Étude en violet by Maria Antónia Oliver

Étude en violet by Maria Antónia Oliver

Auteur:Maria Antónia Oliver [Oliver, Maria Antónia]
La langue: fra
Format: epub
Tags: Littérature espagnole, Policier
Éditeur: Gallimard - Série Noire
Publié: 1985-04-23T10:20:47+00:00


Jerónima est repartie pour Majorque en laissant un billet d’avion open au cas où Sebastiana changerait d’avis. Quant à moi, peu satisfaite et très embarrassée par la responsabilité dont je n’avais pas su me dégager, j’ai passé quelques coups de fil et je suis allée voir Pepa.

Le Quai au Bois, transformé en une promenade bordée de palmiers, m’a rappelé mes premiers temps à Barcelone, quand mes camarades de l’appartement récitaient « Vous n’avez pas gardé de bois sur le quai(1) ? ».

Les palmiers, encore chétifs, m’ont fait regretter la luxuriance de ceux de la promenade de Sagrera et de la place qui se trouve devant la Llotja, à Palma. Les palmiers, pour acquérir du corps et du caractère, exigent beaucoup de patience et de temps. Comme tout un chacun.

Je suis montée dans les bureaux du boulevard Colomb et, tout en patientant, j’ai pu contempler la profusion des mâts du Club Nautique.

Je n’y étais allée qu’une fois, pour voir le bateau de Quico et de Jerónima (une autre ! Le jour et la nuit, en dépit de la coïncidence des prénoms). Ils avaient commandé leur liste de mariage dans une boîte d’instruments pour la navigation, et cela faisait près de cinq ans qu’ils passaient leur lune de miel sur le Puma futé, un deux-mâts, de par les mers du monde.

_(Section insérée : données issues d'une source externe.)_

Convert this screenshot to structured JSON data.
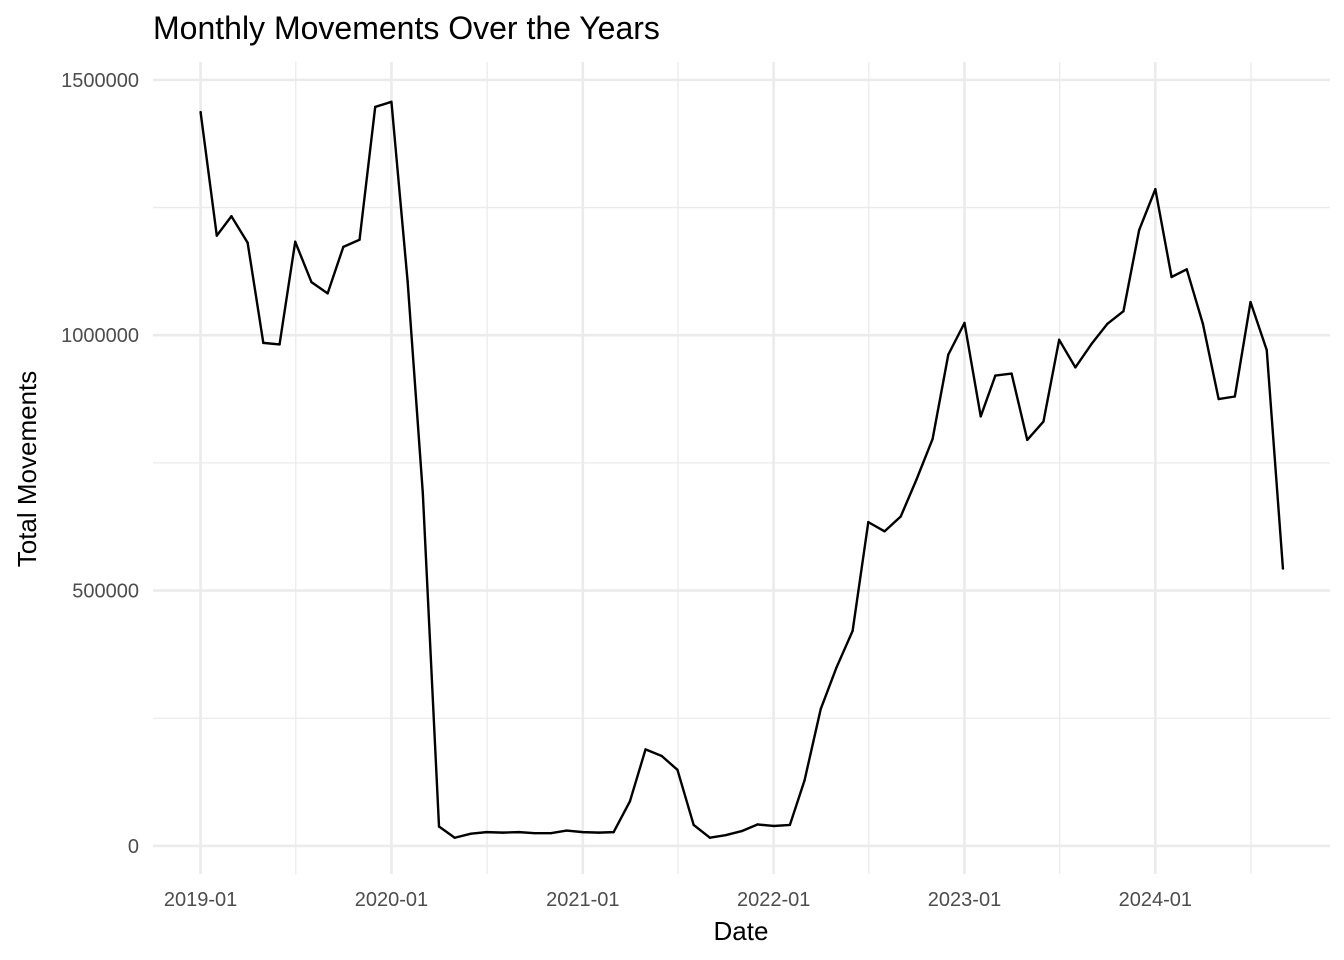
{
  "chart_data": {
    "type": "line",
    "title": "Monthly Movements Over the Years",
    "xlabel": "Date",
    "ylabel": "Total Movements",
    "xlim": [
      "2018-10-02",
      "2024-11-30"
    ],
    "ylim": [
      -55000,
      1535000
    ],
    "grid": true,
    "legend": "none",
    "x_ticks": [
      {
        "date": "2019-01-01",
        "label": "2019-01"
      },
      {
        "date": "2020-01-01",
        "label": "2020-01"
      },
      {
        "date": "2021-01-01",
        "label": "2021-01"
      },
      {
        "date": "2022-01-01",
        "label": "2022-01"
      },
      {
        "date": "2023-01-01",
        "label": "2023-01"
      },
      {
        "date": "2024-01-01",
        "label": "2024-01"
      }
    ],
    "x_minor_ticks": [
      "2019-07-02",
      "2020-07-02",
      "2021-07-02",
      "2022-07-02",
      "2023-07-02",
      "2024-07-02"
    ],
    "y_ticks": [
      {
        "value": 0,
        "label": "0"
      },
      {
        "value": 500000,
        "label": "500000"
      },
      {
        "value": 1000000,
        "label": "1000000"
      },
      {
        "value": 1500000,
        "label": "1500000"
      }
    ],
    "y_minor_ticks": [
      250000,
      750000,
      1250000
    ],
    "series": [
      {
        "color": "#000000",
        "x": [
          "2019-01-01",
          "2019-02-01",
          "2019-03-01",
          "2019-04-01",
          "2019-05-01",
          "2019-06-01",
          "2019-07-01",
          "2019-08-01",
          "2019-09-01",
          "2019-10-01",
          "2019-11-01",
          "2019-12-01",
          "2020-01-01",
          "2020-02-01",
          "2020-03-01",
          "2020-04-01",
          "2020-05-01",
          "2020-06-01",
          "2020-07-01",
          "2020-08-01",
          "2020-09-01",
          "2020-10-01",
          "2020-11-01",
          "2020-12-01",
          "2021-01-01",
          "2021-02-01",
          "2021-03-01",
          "2021-04-01",
          "2021-05-01",
          "2021-06-01",
          "2021-07-01",
          "2021-08-01",
          "2021-09-01",
          "2021-10-01",
          "2021-11-01",
          "2021-12-01",
          "2022-01-01",
          "2022-02-01",
          "2022-03-01",
          "2022-04-01",
          "2022-05-01",
          "2022-06-01",
          "2022-07-01",
          "2022-08-01",
          "2022-09-01",
          "2022-10-01",
          "2022-11-01",
          "2022-12-01",
          "2023-01-01",
          "2023-02-01",
          "2023-03-01",
          "2023-04-01",
          "2023-05-01",
          "2023-06-01",
          "2023-07-01",
          "2023-08-01",
          "2023-09-01",
          "2023-10-01",
          "2023-11-01",
          "2023-12-01",
          "2024-01-01",
          "2024-02-01",
          "2024-03-01",
          "2024-04-01",
          "2024-05-01",
          "2024-06-01",
          "2024-07-01",
          "2024-08-01",
          "2024-09-01"
        ],
        "y": [
          1437000,
          1195000,
          1233000,
          1181000,
          985000,
          982000,
          1183000,
          1104000,
          1082000,
          1173000,
          1187000,
          1447000,
          1457000,
          1105000,
          691000,
          38000,
          16000,
          24000,
          27000,
          26000,
          27000,
          25000,
          25000,
          30000,
          27000,
          26000,
          27000,
          87000,
          189000,
          176000,
          149000,
          41000,
          16000,
          21000,
          29000,
          42000,
          39000,
          41000,
          128000,
          268000,
          349000,
          421000,
          634000,
          616000,
          645000,
          717000,
          797000,
          962000,
          1024000,
          841000,
          921000,
          925000,
          795000,
          831000,
          991000,
          937000,
          983000,
          1022000,
          1047000,
          1206000,
          1286000,
          1114000,
          1129000,
          1022000,
          875000,
          880000,
          1065000,
          971000,
          543000
        ]
      }
    ]
  }
}
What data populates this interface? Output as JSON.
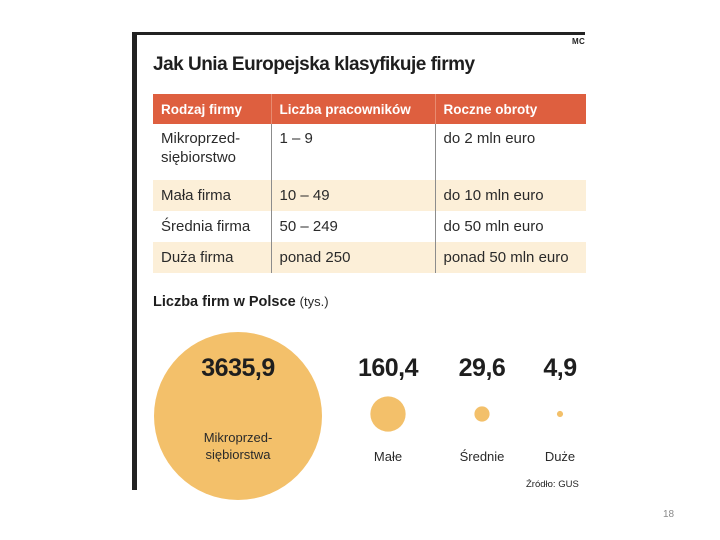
{
  "author": "MC",
  "title": "Jak Unia Europejska klasyfikuje firmy",
  "table": {
    "headers": [
      "Rodzaj firmy",
      "Liczba pracowników",
      "Roczne obroty"
    ],
    "rows": [
      [
        "Mikroprzed-\nsiębiorstwo",
        "1 – 9",
        "do 2 mln euro"
      ],
      [
        "Mała firma",
        "10 – 49",
        "do 10 mln euro"
      ],
      [
        "Średnia firma",
        "50 – 249",
        "do 50 mln euro"
      ],
      [
        "Duża firma",
        "ponad 250",
        "ponad 50 mln euro"
      ]
    ]
  },
  "chart_data": {
    "type": "bubble",
    "title": "Liczba firm w Polsce",
    "unit": "(tys.)",
    "categories": [
      "Mikroprzed-\nsiębiorstwa",
      "Małe",
      "Średnie",
      "Duże"
    ],
    "values": [
      3635.9,
      160.4,
      29.6,
      4.9
    ],
    "value_labels": [
      "3635,9",
      "160,4",
      "29,6",
      "4,9"
    ],
    "color": "#f3c06a",
    "source": "Źródło: GUS"
  },
  "page_number": "18",
  "colors": {
    "header": "#de5f3f",
    "row_alt": "#fcefd8",
    "bubble": "#f3c06a",
    "text": "#222222"
  }
}
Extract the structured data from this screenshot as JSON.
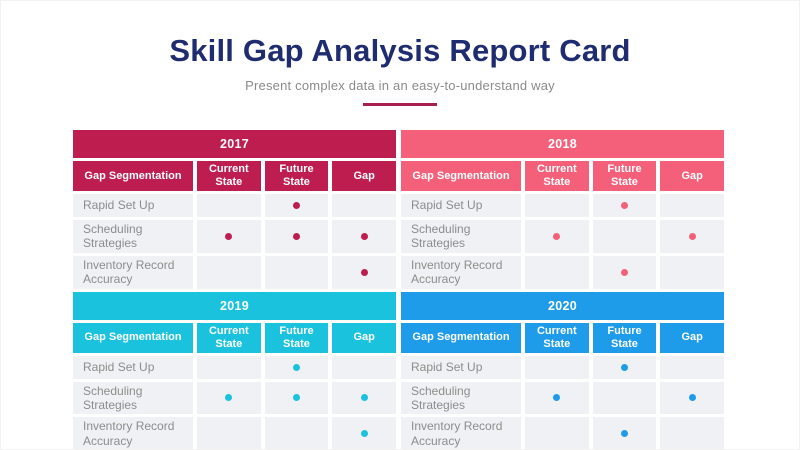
{
  "page": {
    "title": "Skill Gap Analysis Report Card",
    "subtitle": "Present complex data in an easy-to-understand way"
  },
  "colors": {
    "title_navy": "#202C70",
    "subtitle_gray": "#8A8A8A",
    "divider_crimson": "#A91E50",
    "row_bg": "#F0F1F4",
    "row_label_gray": "#8C8C8C"
  },
  "chart_data": {
    "type": "table",
    "title": "Skill Gap Analysis Report Card",
    "subtitle": "Present complex data in an easy-to-understand way",
    "columns": [
      "Gap Segmentation",
      "Current State",
      "Future State",
      "Gap"
    ],
    "tables": [
      {
        "year": "2017",
        "color": "#BE1E4F",
        "rows": [
          {
            "label": "Rapid Set Up",
            "current_state": false,
            "future_state": true,
            "gap": false
          },
          {
            "label": "Scheduling Strategies",
            "current_state": true,
            "future_state": true,
            "gap": true
          },
          {
            "label": "Inventory Record Accuracy",
            "current_state": false,
            "future_state": false,
            "gap": true
          }
        ]
      },
      {
        "year": "2018",
        "color": "#F4607A",
        "rows": [
          {
            "label": "Rapid Set Up",
            "current_state": false,
            "future_state": true,
            "gap": false
          },
          {
            "label": "Scheduling Strategies",
            "current_state": true,
            "future_state": false,
            "gap": true
          },
          {
            "label": "Inventory Record Accuracy",
            "current_state": false,
            "future_state": true,
            "gap": false
          }
        ]
      },
      {
        "year": "2019",
        "color": "#1BC2DE",
        "rows": [
          {
            "label": "Rapid Set Up",
            "current_state": false,
            "future_state": true,
            "gap": false
          },
          {
            "label": "Scheduling Strategies",
            "current_state": true,
            "future_state": true,
            "gap": true
          },
          {
            "label": "Inventory Record Accuracy",
            "current_state": false,
            "future_state": false,
            "gap": true
          }
        ]
      },
      {
        "year": "2020",
        "color": "#1E9BE9",
        "rows": [
          {
            "label": "Rapid Set Up",
            "current_state": false,
            "future_state": true,
            "gap": false
          },
          {
            "label": "Scheduling Strategies",
            "current_state": true,
            "future_state": false,
            "gap": true
          },
          {
            "label": "Inventory Record Accuracy",
            "current_state": false,
            "future_state": true,
            "gap": false
          }
        ]
      }
    ]
  }
}
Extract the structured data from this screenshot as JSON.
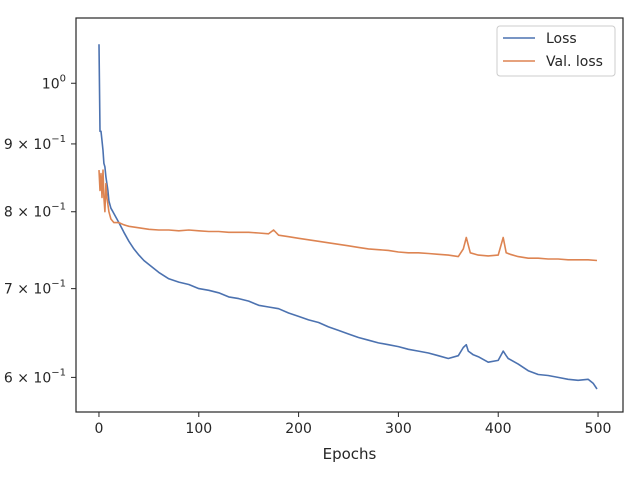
{
  "chart_data": {
    "type": "line",
    "title": "",
    "xlabel": "Epochs",
    "ylabel": "",
    "yscale": "log",
    "xlim": [
      -23,
      525
    ],
    "ylim": [
      0.565,
      1.12
    ],
    "grid": false,
    "legend_position": "top-right",
    "xticks": [
      0,
      100,
      200,
      300,
      400,
      500
    ],
    "xtick_labels": [
      "0",
      "100",
      "200",
      "300",
      "400",
      "500"
    ],
    "yticks": [
      {
        "value": 1.0,
        "base": "10",
        "exp": "0"
      },
      {
        "value": 0.9,
        "base": "9 × 10",
        "exp": "−1"
      },
      {
        "value": 0.8,
        "base": "8 × 10",
        "exp": "−1"
      },
      {
        "value": 0.7,
        "base": "7 × 10",
        "exp": "−1"
      },
      {
        "value": 0.6,
        "base": "6 × 10",
        "exp": "−1"
      }
    ],
    "series": [
      {
        "name": "Loss",
        "color": "#4c72b0",
        "x": [
          0,
          1,
          2,
          3,
          4,
          5,
          6,
          7,
          8,
          9,
          10,
          12,
          14,
          16,
          18,
          20,
          25,
          30,
          35,
          40,
          45,
          50,
          60,
          70,
          80,
          90,
          100,
          110,
          120,
          130,
          140,
          150,
          160,
          170,
          180,
          190,
          200,
          210,
          220,
          230,
          240,
          250,
          260,
          270,
          280,
          290,
          300,
          310,
          320,
          330,
          340,
          350,
          360,
          365,
          368,
          370,
          375,
          380,
          390,
          400,
          405,
          408,
          410,
          420,
          430,
          440,
          450,
          460,
          470,
          480,
          490,
          495,
          499
        ],
        "y": [
          1.07,
          0.92,
          0.92,
          0.905,
          0.89,
          0.87,
          0.865,
          0.85,
          0.84,
          0.83,
          0.815,
          0.805,
          0.8,
          0.795,
          0.79,
          0.785,
          0.772,
          0.76,
          0.75,
          0.742,
          0.735,
          0.73,
          0.72,
          0.712,
          0.708,
          0.705,
          0.7,
          0.698,
          0.695,
          0.69,
          0.688,
          0.685,
          0.68,
          0.678,
          0.676,
          0.671,
          0.667,
          0.663,
          0.66,
          0.655,
          0.651,
          0.647,
          0.643,
          0.64,
          0.637,
          0.635,
          0.633,
          0.63,
          0.628,
          0.626,
          0.623,
          0.62,
          0.623,
          0.632,
          0.635,
          0.628,
          0.624,
          0.622,
          0.616,
          0.618,
          0.628,
          0.623,
          0.62,
          0.614,
          0.607,
          0.603,
          0.602,
          0.6,
          0.598,
          0.597,
          0.598,
          0.594,
          0.588
        ]
      },
      {
        "name": "Val. loss",
        "color": "#dd8452",
        "x": [
          0,
          1,
          2,
          3,
          4,
          5,
          6,
          7,
          8,
          10,
          12,
          15,
          20,
          25,
          30,
          40,
          50,
          60,
          70,
          80,
          90,
          100,
          110,
          120,
          130,
          140,
          150,
          160,
          170,
          175,
          180,
          190,
          200,
          210,
          220,
          230,
          240,
          250,
          260,
          270,
          280,
          290,
          300,
          310,
          320,
          330,
          340,
          350,
          360,
          365,
          368,
          372,
          380,
          390,
          400,
          405,
          408,
          412,
          420,
          430,
          440,
          450,
          460,
          470,
          480,
          490,
          499
        ],
        "y": [
          0.86,
          0.83,
          0.855,
          0.82,
          0.86,
          0.82,
          0.8,
          0.84,
          0.82,
          0.8,
          0.79,
          0.785,
          0.785,
          0.782,
          0.78,
          0.778,
          0.776,
          0.775,
          0.775,
          0.774,
          0.775,
          0.774,
          0.773,
          0.773,
          0.772,
          0.772,
          0.772,
          0.771,
          0.77,
          0.775,
          0.768,
          0.766,
          0.764,
          0.762,
          0.76,
          0.758,
          0.756,
          0.754,
          0.752,
          0.75,
          0.749,
          0.748,
          0.746,
          0.745,
          0.745,
          0.744,
          0.743,
          0.742,
          0.74,
          0.75,
          0.765,
          0.745,
          0.742,
          0.741,
          0.742,
          0.765,
          0.745,
          0.743,
          0.74,
          0.738,
          0.738,
          0.737,
          0.737,
          0.736,
          0.736,
          0.736,
          0.735
        ]
      }
    ]
  }
}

Cette Jerónima et moi avions vécu dans le même appartement ; elle suivait des cours de journalisme avec une telle ardeur que j’ai voulu en faire autant. Mais, au second trimestre, j’en avais jusque-là. Moi, j’aime faire les choses, pas apprendre à les faire. Et ça me convient.

Tout juste un an avant, j’avais été sur le point de partager leur aventure et d’aller les rejoindre au Pérou pour que nous visitions ensemble les Galapagos. En réalité, ce qui m’attirait, ce n’étaient pas les îles exotiques, c’était le changement d’air.

J’avais obtenu ma licence et je rêvais d’aventure, mais celle-ci, quatre ans plus tard, s’était bureaucratisée autant que l’officine du sieur Mari, à Palma. Il avait une petite affaire qui marchait toute seule, mais le travail y était aussi monotone et aussi fastidieux que d’être derrière un guichet ou rivé à une chaîne de montage. J’en étais revenue et j’en avais marre.

C’était exactement la même chose qui s’était passée avec mon rêve de voler en avion. On portait alors un uniforme bleu et un bonnet rond. Trois mois à l’aéroport de San Joan, à m’activer dans ce monde de fous, avaient largement suffi à mettre en pièces mes illusions.

Finalement, je ne m’étais pas embarquée dans l’aventure des Galapagos. Je n’avais pas osé tout plaquer. Je craignais, si là aussi je me dégonflais, de me retrouver sans port d’attache, ni racines.

Afin de me consoler de ma lâcheté inavouée, je décidai que l’aventure, chacun la porte en soi, et qu’il n’y a pas à aller la chercher à l’autre bout du monde. Et je suis restée dans mon emploi.